The Vermont section of the Appalachian Trail (AT) runs about 150 miles from the Massachusetts border northeast to the New Hampshire border while passing through the Green Mountains.
The southwestern section of the AT in Vermont runs from the Massachussets border for about 100 miles northeast through the Green Mountains. This section follows the infamous Long Trail along the rugged crest of the Green Mountains. Near Killington Mountain and Stratton Mountain, the trail approaches the treeline. At Sherburne Pass, the route passes through high, rugged country of abandoned, overgrown farm and woodlands on the way towards the Connecticut River.
The eastern section of the AT in Vermont runs from the Green Mountains to the New Hampshire border along the Connecticut River, which is about 50 miles. This stretch passes through high elevation rugged country alternating between forest and overgrown farmland.
The best time of year to experience this section of the Appalachian Trail is from June through September. Prior to June, you can expect to find plenty of muddy trails.

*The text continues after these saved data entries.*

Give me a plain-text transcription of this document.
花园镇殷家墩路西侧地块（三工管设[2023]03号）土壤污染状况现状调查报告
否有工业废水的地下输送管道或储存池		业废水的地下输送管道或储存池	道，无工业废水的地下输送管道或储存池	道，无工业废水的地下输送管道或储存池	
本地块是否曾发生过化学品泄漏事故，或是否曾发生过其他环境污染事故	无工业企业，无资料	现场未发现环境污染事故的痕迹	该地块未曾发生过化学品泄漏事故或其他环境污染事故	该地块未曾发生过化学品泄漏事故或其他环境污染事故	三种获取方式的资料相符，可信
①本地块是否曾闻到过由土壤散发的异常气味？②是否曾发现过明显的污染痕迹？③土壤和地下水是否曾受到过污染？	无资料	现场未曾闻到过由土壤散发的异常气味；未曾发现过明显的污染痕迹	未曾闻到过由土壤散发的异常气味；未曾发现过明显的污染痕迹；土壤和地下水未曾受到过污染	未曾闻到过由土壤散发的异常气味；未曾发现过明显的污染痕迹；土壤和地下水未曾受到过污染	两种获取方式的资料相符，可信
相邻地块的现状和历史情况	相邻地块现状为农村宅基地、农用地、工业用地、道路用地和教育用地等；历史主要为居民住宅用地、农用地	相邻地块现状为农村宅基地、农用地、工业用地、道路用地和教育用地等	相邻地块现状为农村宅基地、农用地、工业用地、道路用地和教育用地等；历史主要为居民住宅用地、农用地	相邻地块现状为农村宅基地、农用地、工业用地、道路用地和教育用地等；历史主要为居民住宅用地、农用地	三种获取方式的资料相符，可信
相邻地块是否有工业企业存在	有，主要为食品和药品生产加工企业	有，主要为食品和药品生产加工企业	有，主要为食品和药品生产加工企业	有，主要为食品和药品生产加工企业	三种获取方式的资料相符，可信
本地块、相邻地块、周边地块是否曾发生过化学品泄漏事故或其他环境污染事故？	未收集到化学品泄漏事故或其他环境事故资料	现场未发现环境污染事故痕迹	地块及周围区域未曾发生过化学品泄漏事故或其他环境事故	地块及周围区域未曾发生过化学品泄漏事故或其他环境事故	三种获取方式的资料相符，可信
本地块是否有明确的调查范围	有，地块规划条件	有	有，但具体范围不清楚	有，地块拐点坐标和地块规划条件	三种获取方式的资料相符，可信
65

The Appalachian Trail, commonly known by backpackers as the AT, is a popular 2,167 mile thru-hike along a wilderness footpath. The Appalachian Trail is a registered National Scenic Trail that winds along the crest of the Appalachian Mountains from Georgia in the south to Maine in the north. More specifically, the AT runs through the scenic wooded and pastoral lands of fourteen eastern US states, stretching from Springer Mountain, Georgia, in the south to Mount Katahdin, Maine, in the north. The Appalachian Trail route is more than 99 percent protected by either federal ownership, state ownership or designated rights-of-way from local land owners.